‘I’ factor rules out Kevin Pietersen from being part of the team
Alastair Cook declared yesterday that he was not consulted on the fate of Kevin Pietersen. In truth, he didn’t need to be. Pietersen’s unsuitability for continuing as an England player is all laid out in black and white and Technicolor, if only even his staunchest supporters could see it.
Test cricket is an X-ray of the brain. It is an examination of character as much as it is of talent and technique. It exposes your anxieties, magnifies your emotions, tests your mettle. Five days of intense competition ask you such fundamental questions as: “Do you think you have the right to be out here?” and: “Do you have what it takes?” It is a test of mental strength, of desire, of total commitment. It is sport that bores into your soul.
Test cricket offers no hiding places for the weak or the wayward. Any flaw or fallibility will be revealed, if not today, then tomorrow or the day after. This is not to say that mavericks or eccentrics cannot be accommodated. In fact, they should be welcomed. Some selfishness is also allowed, within reason. As long as personal goals do not supersede those of the team.
Cricket is also different from other team games in that there is a strong individual element to it. A team’s batsmen are out there on their own, being preyed on by 11 remorseless opponents. A team’s bowlers have six balls in a row to make their mark. You have to rely on each man to make good judgments, to do the right thing for the common good. You have to be able to trust them and believe in their loyalty. The team’s ultimate survival, at least temporarily, is in their hands.
That is where Pietersen overstepped the mark. For the first half-dozen years of his Test career, he was an outstanding player whose commitment to the team’s goals outweighed his commitment to himself. Gradually, personal agendas appeared to take over. There were the special permissions he sought — to remain in India and play in the IPL for extra time, to miss warm-up matches, to take the family out earlier on tour than other players , the “retirement” from one-day internationals. Satisfying sponsors became a priority.
His I-factor took over. He still practised hard and played brilliant innings, but if he got out to an ill-judged shot he justified it by saying: “It’s the way I play.” He never apologised or admitted errors. Everything was about him — from the manic way he sought to get off the mark, to the extravagant (and sometimes failed) attempts to go from 96 to 100, and most things in between. He was generally a man apart.

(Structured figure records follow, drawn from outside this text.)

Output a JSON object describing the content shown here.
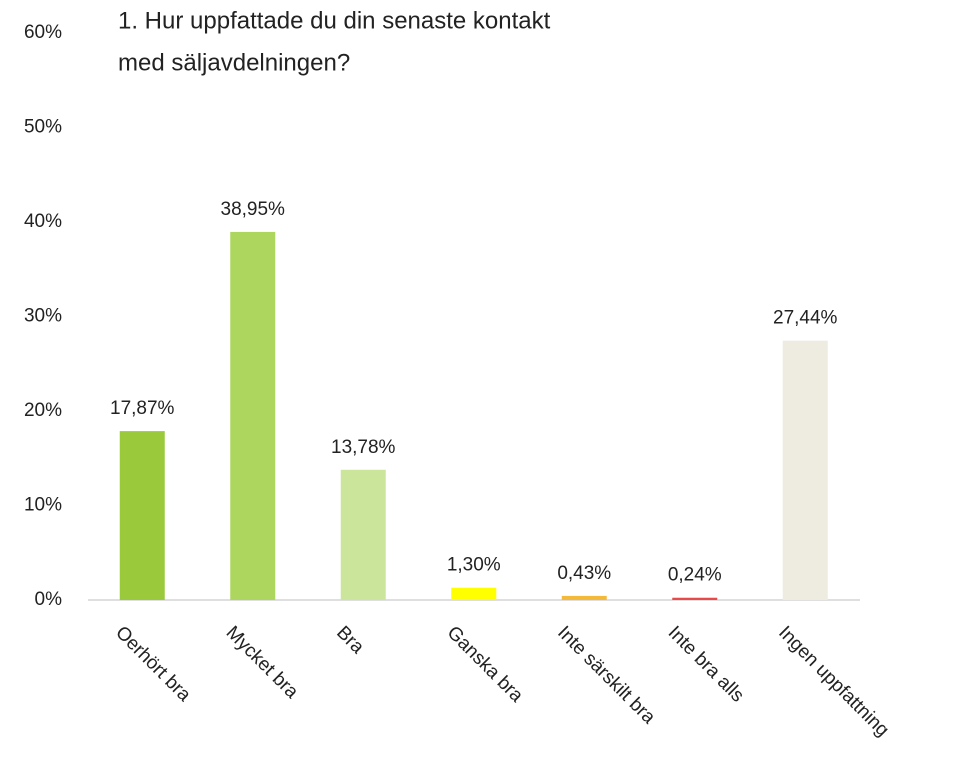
{
  "chart_data": {
    "type": "bar",
    "title": [
      "1. Hur uppfattade du din senaste kontakt",
      "med säljavdelningen?"
    ],
    "categories": [
      "Oerhört bra",
      "Mycket bra",
      "Bra",
      "Ganska bra",
      "Inte särskilt bra",
      "Inte bra alls",
      "Ingen uppfattning"
    ],
    "values": [
      17.87,
      38.95,
      13.78,
      1.3,
      0.43,
      0.24,
      27.44
    ],
    "value_labels": [
      "17,87%",
      "38,95%",
      "13,78%",
      "1,30%",
      "0,43%",
      "0,24%",
      "27,44%"
    ],
    "colors": [
      "#9aca3c",
      "#add65f",
      "#cbe59a",
      "#ffff00",
      "#f5b93a",
      "#e84a4a",
      "#eeebe0"
    ],
    "ylim": [
      0,
      60
    ],
    "yticks": [
      {
        "value": 0,
        "label": "0%"
      },
      {
        "value": 10,
        "label": "10%"
      },
      {
        "value": 20,
        "label": "20%"
      },
      {
        "value": 30,
        "label": "30%"
      },
      {
        "value": 40,
        "label": "40%"
      },
      {
        "value": 50,
        "label": "50%"
      },
      {
        "value": 60,
        "label": "60%"
      }
    ],
    "grid": false
  }
}
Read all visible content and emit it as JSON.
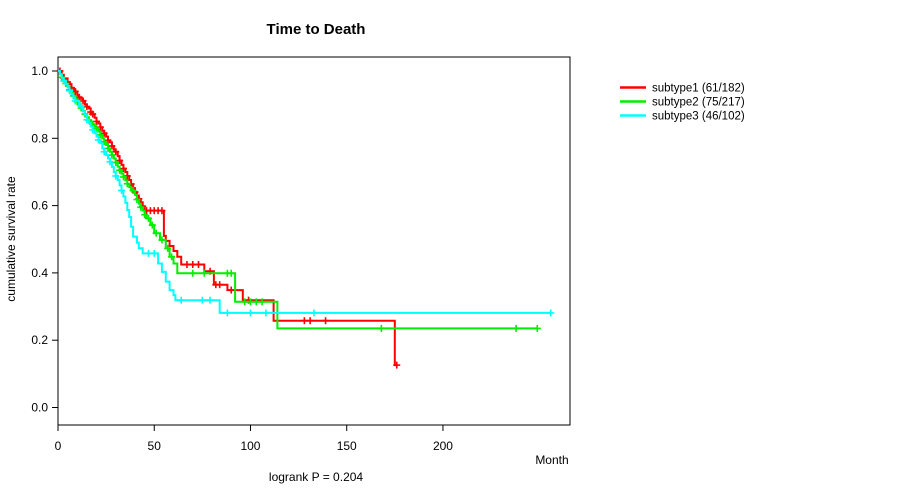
{
  "title": "Time to Death",
  "footer_note": "logrank P = 0.204",
  "chart_data": {
    "type": "line",
    "variant": "kaplan-meier-step",
    "title": "Time to Death",
    "xlabel": "Month",
    "ylabel": "cumulative survival rate",
    "annotation": "logrank P = 0.204",
    "xlim": [
      0,
      266
    ],
    "ylim": [
      0,
      1
    ],
    "x_ticks": [
      0,
      50,
      100,
      150,
      200
    ],
    "y_ticks": [
      1.0,
      0.8,
      0.6,
      0.4,
      0.2,
      0.0
    ],
    "grid": false,
    "legend_position": "right-outside",
    "background": "#ffffff",
    "axis_color": "#000000",
    "series": [
      {
        "name": "subtype1 (61/182)",
        "color": "#ff0000",
        "steps": [
          [
            0,
            1.0
          ],
          [
            2,
            0.989
          ],
          [
            3,
            0.978
          ],
          [
            5,
            0.967
          ],
          [
            6,
            0.961
          ],
          [
            7,
            0.95
          ],
          [
            8,
            0.944
          ],
          [
            9,
            0.939
          ],
          [
            10,
            0.928
          ],
          [
            11,
            0.922
          ],
          [
            12,
            0.917
          ],
          [
            13,
            0.911
          ],
          [
            14,
            0.9
          ],
          [
            15,
            0.894
          ],
          [
            16,
            0.889
          ],
          [
            17,
            0.878
          ],
          [
            18,
            0.872
          ],
          [
            19,
            0.861
          ],
          [
            20,
            0.85
          ],
          [
            21,
            0.844
          ],
          [
            22,
            0.833
          ],
          [
            23,
            0.822
          ],
          [
            24,
            0.815
          ],
          [
            25,
            0.805
          ],
          [
            26,
            0.794
          ],
          [
            27,
            0.788
          ],
          [
            28,
            0.777
          ],
          [
            29,
            0.766
          ],
          [
            30,
            0.76
          ],
          [
            31,
            0.747
          ],
          [
            32,
            0.734
          ],
          [
            33,
            0.721
          ],
          [
            34,
            0.71
          ],
          [
            35,
            0.7
          ],
          [
            36,
            0.688
          ],
          [
            37,
            0.676
          ],
          [
            38,
            0.664
          ],
          [
            39,
            0.652
          ],
          [
            40,
            0.64
          ],
          [
            41,
            0.63
          ],
          [
            42,
            0.62
          ],
          [
            43,
            0.61
          ],
          [
            44,
            0.598
          ],
          [
            45,
            0.585
          ],
          [
            55,
            0.51
          ],
          [
            56,
            0.495
          ],
          [
            58,
            0.48
          ],
          [
            60,
            0.465
          ],
          [
            62,
            0.448
          ],
          [
            64,
            0.425
          ],
          [
            76,
            0.405
          ],
          [
            81,
            0.365
          ],
          [
            88,
            0.349
          ],
          [
            96,
            0.319
          ],
          [
            112,
            0.258
          ],
          [
            175,
            0.126
          ],
          [
            176,
            0.126
          ]
        ],
        "censor_months": [
          1,
          3,
          5,
          7,
          9,
          11,
          13,
          15,
          17,
          18,
          20,
          22,
          24,
          26,
          28,
          30,
          32,
          34,
          36,
          38,
          40,
          42,
          44,
          46,
          48,
          50,
          52,
          54,
          67,
          70,
          73,
          79,
          82,
          84,
          90,
          99,
          128,
          131,
          139,
          176
        ]
      },
      {
        "name": "subtype2 (75/217)",
        "color": "#00ee00",
        "steps": [
          [
            0,
            1.0
          ],
          [
            1,
            0.991
          ],
          [
            2,
            0.981
          ],
          [
            3,
            0.972
          ],
          [
            4,
            0.963
          ],
          [
            5,
            0.954
          ],
          [
            6,
            0.944
          ],
          [
            7,
            0.935
          ],
          [
            8,
            0.926
          ],
          [
            9,
            0.917
          ],
          [
            10,
            0.908
          ],
          [
            11,
            0.899
          ],
          [
            12,
            0.89
          ],
          [
            13,
            0.881
          ],
          [
            14,
            0.872
          ],
          [
            15,
            0.863
          ],
          [
            16,
            0.854
          ],
          [
            17,
            0.848
          ],
          [
            18,
            0.842
          ],
          [
            19,
            0.836
          ],
          [
            20,
            0.83
          ],
          [
            21,
            0.82
          ],
          [
            22,
            0.81
          ],
          [
            23,
            0.8
          ],
          [
            24,
            0.79
          ],
          [
            25,
            0.78
          ],
          [
            26,
            0.77
          ],
          [
            27,
            0.76
          ],
          [
            28,
            0.75
          ],
          [
            29,
            0.74
          ],
          [
            30,
            0.728
          ],
          [
            31,
            0.716
          ],
          [
            32,
            0.705
          ],
          [
            33,
            0.695
          ],
          [
            34,
            0.685
          ],
          [
            35,
            0.675
          ],
          [
            36,
            0.665
          ],
          [
            37,
            0.655
          ],
          [
            38,
            0.645
          ],
          [
            40,
            0.632
          ],
          [
            41,
            0.618
          ],
          [
            42,
            0.606
          ],
          [
            43,
            0.595
          ],
          [
            44,
            0.585
          ],
          [
            45,
            0.573
          ],
          [
            46,
            0.562
          ],
          [
            48,
            0.542
          ],
          [
            50,
            0.518
          ],
          [
            53,
            0.498
          ],
          [
            56,
            0.473
          ],
          [
            58,
            0.448
          ],
          [
            60,
            0.428
          ],
          [
            62,
            0.399
          ],
          [
            92,
            0.314
          ],
          [
            114,
            0.235
          ],
          [
            249,
            0.235
          ]
        ],
        "censor_months": [
          2,
          4,
          6,
          8,
          10,
          12,
          14,
          16,
          18,
          20,
          22,
          24,
          26,
          28,
          30,
          32,
          34,
          36,
          39,
          41,
          43,
          45,
          47,
          49,
          51,
          54,
          57,
          59,
          70,
          76,
          88,
          90,
          97,
          100,
          103,
          106,
          168,
          238,
          249
        ]
      },
      {
        "name": "subtype3 (46/102)",
        "color": "#00ffff",
        "steps": [
          [
            0,
            1.0
          ],
          [
            1,
            0.99
          ],
          [
            2,
            0.98
          ],
          [
            3,
            0.97
          ],
          [
            4,
            0.961
          ],
          [
            5,
            0.951
          ],
          [
            6,
            0.941
          ],
          [
            7,
            0.931
          ],
          [
            8,
            0.921
          ],
          [
            9,
            0.911
          ],
          [
            11,
            0.896
          ],
          [
            13,
            0.88
          ],
          [
            14,
            0.87
          ],
          [
            15,
            0.855
          ],
          [
            16,
            0.845
          ],
          [
            17,
            0.835
          ],
          [
            18,
            0.825
          ],
          [
            19,
            0.815
          ],
          [
            20,
            0.805
          ],
          [
            21,
            0.795
          ],
          [
            22,
            0.785
          ],
          [
            23,
            0.77
          ],
          [
            24,
            0.76
          ],
          [
            25,
            0.75
          ],
          [
            26,
            0.74
          ],
          [
            27,
            0.73
          ],
          [
            28,
            0.715
          ],
          [
            29,
            0.7
          ],
          [
            30,
            0.688
          ],
          [
            31,
            0.676
          ],
          [
            32,
            0.66
          ],
          [
            33,
            0.645
          ],
          [
            34,
            0.627
          ],
          [
            35,
            0.608
          ],
          [
            36,
            0.587
          ],
          [
            37,
            0.566
          ],
          [
            38,
            0.537
          ],
          [
            39,
            0.508
          ],
          [
            41,
            0.49
          ],
          [
            42,
            0.473
          ],
          [
            44,
            0.458
          ],
          [
            52,
            0.428
          ],
          [
            54,
            0.403
          ],
          [
            56,
            0.374
          ],
          [
            58,
            0.349
          ],
          [
            60,
            0.334
          ],
          [
            61,
            0.319
          ],
          [
            84,
            0.281
          ],
          [
            256,
            0.281
          ]
        ],
        "censor_months": [
          3,
          6,
          9,
          12,
          15,
          18,
          21,
          24,
          27,
          30,
          33,
          47,
          50,
          64,
          75,
          79,
          88,
          100,
          108,
          133,
          256
        ]
      }
    ]
  }
}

When he sent uncomplimentary text messages about his captain to friends in the South Africa team, he had completely betrayed the team’s trust. If you spend £30 million a year on a team, using all the technology and personnel available to try to find the extra 5 per cent to win, you cannot afford that level of disloyalty to jeopardise your goals.
The most successful international sporting team in history — the All Blacks, who have a remarkable 75 per cent win ratio over 100 years — abide by the Maori concept of whanau, meaning “extended family”. They value humility highly and have a “no- dickheads policy”, as the presence of difficult or divisive types would be detrimental to the whanau. Some of the most talented rugby players in New Zealand have never pulled on the All Blacks jersey for this reason. They cannot be trusted always to sacrifice personal interest for the common good.
During a cricket Test match, you spend up to 14 hours a day in close proximity to your team-mates for virtually a whole week, so harmony in the whanau is even more important. It doesn’t mean you have to like each other. But mutual respect and trust are vital.
You can be unfaithful once and perhaps get away with it. Pietersen’s infidelity was compounded by his book, in which he assassinated the characters of many of the people with whom he had shared dressing rooms.
He cannot see the damage he has wrought. He still believes that he has a certain entitlement to be in the team, continuing to see it only from his point of view — “I am desperate to get back in the team” and “I really want to play Test cricket again”. And when he does not get his way he tries to undermine the status quo. He practises a sort of sporting anarchy. How can you trust someone who does that to be part of a team? And what message would his rehabilitation send to the rest of the team?
He can recruit all the lawyers he likes to try to prove that he has been treated unfairly, but, sadly, until he shows considerable levels of humility and contrition, he can never again be part of the whanau.